Cutting tax

Accountants have to keep up with changes to corporation tax so they can help their clients - The Gateway gives you the latest

Tax has been a hot topic in the months since the coalition came to power. The Government has been focused on reducing the UK's budget deficit - put at £7.1 billion at the end of 2010 (ONS) - and so in general has not made the tax cuts you'd normally associated with a centre-right government. In fact, there's been some notable tax hikes since the New Year, for example, the rise in VAT by 2.5 per cent to 20 per cent and last week's bumper bank levy.

Directors' cut?

But how is the Government planning to tax companies in the coming years? Will they too be facing increased charges as the UK (with luck) climbs out of the economic problems caused by the financial crisis?

The answer is no. In fact, Chancellor George Osbourne is planning to cut corporation tax from its current rate of 28 per cent down to 24 per cent by 2014. The government is also planning to bring in some significant changes to the way in which large corporates with overseas branches are taxed. They are ditching the requirement that companies should pay tax on money made by their foreign branches - the current situation is that they pay to the UK tax authorities the difference, if any, between the UK rate and the rate charged by the country in which the branch is located. Companies will still be able to deduct the expenses of running foreign branches from the tax they pay in the UK.

These changes look pretty sweet for UK big business, and many on the left argue that it's unfair for them to be granted such tax breaks while the UK's economy struggles and many taxpayers face greater job uncertainty and rising living costs. Pressure on the Government to claim a greater proportion of the revenue of large British corporations in tax and to crack down on practices such as the use of tax havens is growing. The campaigning group UK Uncut has hit the headlines recently for its protests outside key outlets of big high street names such as Topshop, Boots and Tesco.

But some might say that such cuts to fiscal charges on big companies are, seemingly paradoxically, in the interests of UK plc and British taxpayers. Reducing the tax burden of these corporations will arguably help them to keep their businesses healthy, so making sure they can keep employing their large numbers of staff, purchasing supplies from other UK companies and generally boosting the nation's economy.

Avoidance tactics

As they're experts on the current fiscal rules, companies will always turn to their accountants for ways to reduce the amount of tax they pay. It's crucial that those interested in tax - and anyone looking for a career in business or finance should be - understand the difference between tax evasion and tax avoidance. Tax evasion means escaping tax by fraud. Tax avoidance, on the other hand, means using various legal strategies to reduce the amount of tax you pay. Big corporation and the tax accountants who work for them often stress the distinction between them - tax mitigation is a now popular and less pejorative term often used for tax avoidance - though the likes of UK Uncut might argue that they're effectively the same. But tax authorities certainly see them as distinct and allow companies to rearrange their affairs to lessen their tax burden, but will keep a careful eye on companies to make sure the boundary between the two, which can be blurred, is not crossed.
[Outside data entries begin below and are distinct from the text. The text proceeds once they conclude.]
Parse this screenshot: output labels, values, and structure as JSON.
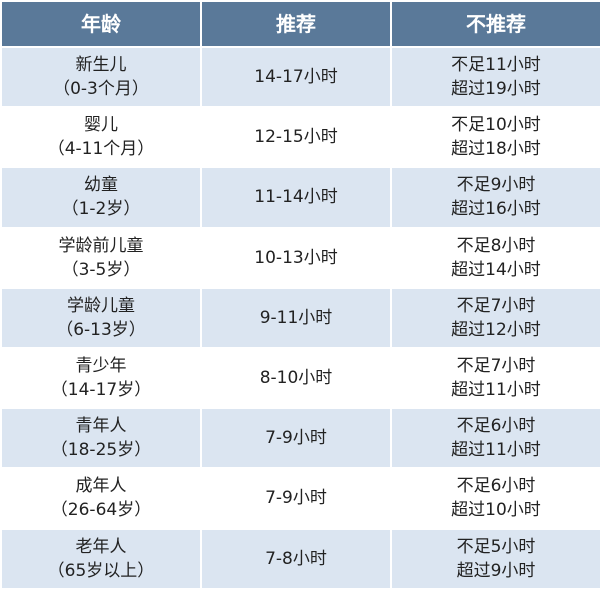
{
  "table": {
    "header": [
      "年龄",
      "推荐",
      "不推荐"
    ],
    "rows": [
      {
        "age": [
          "新生儿",
          "（0-3个月）"
        ],
        "recommended": "14-17小时",
        "not_recommended": [
          "不足11小时",
          "超过19小时"
        ]
      },
      {
        "age": [
          "婴儿",
          "（4-11个月）"
        ],
        "recommended": "12-15小时",
        "not_recommended": [
          "不足10小时",
          "超过18小时"
        ]
      },
      {
        "age": [
          "幼童",
          "（1-2岁）"
        ],
        "recommended": "11-14小时",
        "not_recommended": [
          "不足9小时",
          "超过16小时"
        ]
      },
      {
        "age": [
          "学龄前儿童",
          "（3-5岁）"
        ],
        "recommended": "10-13小时",
        "not_recommended": [
          "不足8小时",
          "超过14小时"
        ]
      },
      {
        "age": [
          "学龄儿童",
          "（6-13岁）"
        ],
        "recommended": "9-11小时",
        "not_recommended": [
          "不足7小时",
          "超过12小时"
        ]
      },
      {
        "age": [
          "青少年",
          "（14-17岁）"
        ],
        "recommended": "8-10小时",
        "not_recommended": [
          "不足7小时",
          "超过11小时"
        ]
      },
      {
        "age": [
          "青年人",
          "（18-25岁）"
        ],
        "recommended": "7-9小时",
        "not_recommended": [
          "不足6小时",
          "超过11小时"
        ]
      },
      {
        "age": [
          "成年人",
          "（26-64岁）"
        ],
        "recommended": "7-9小时",
        "not_recommended": [
          "不足6小时",
          "超过10小时"
        ]
      },
      {
        "age": [
          "老年人",
          "（65岁以上）"
        ],
        "recommended": "7-8小时",
        "not_recommended": [
          "不足5小时",
          "超过9小时"
        ]
      }
    ]
  }
}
This rearrangement of a company's affairs is where tax accountants come in. What kinds of steps might an accountant advise to reduce a company's tax burden? They will of course not use the fraud or deception which tax evaders might employ. They'll instead suggest moving assets between different companies, taking advantage of differences between tax laws in different countries, changing the nature of the legal entities which hold the companies' taxable assets or altering the gearing of a company, that is, the ratio between its debt and equity finance as interest payments and dividends are taxed in different ways.

And they'll be thanked for their efforts! Far from being a side issue or a technicality, tax considerations are often major drivers of the ways in which large corporate transactions such as takeovers or bond issues are structured and put into effect.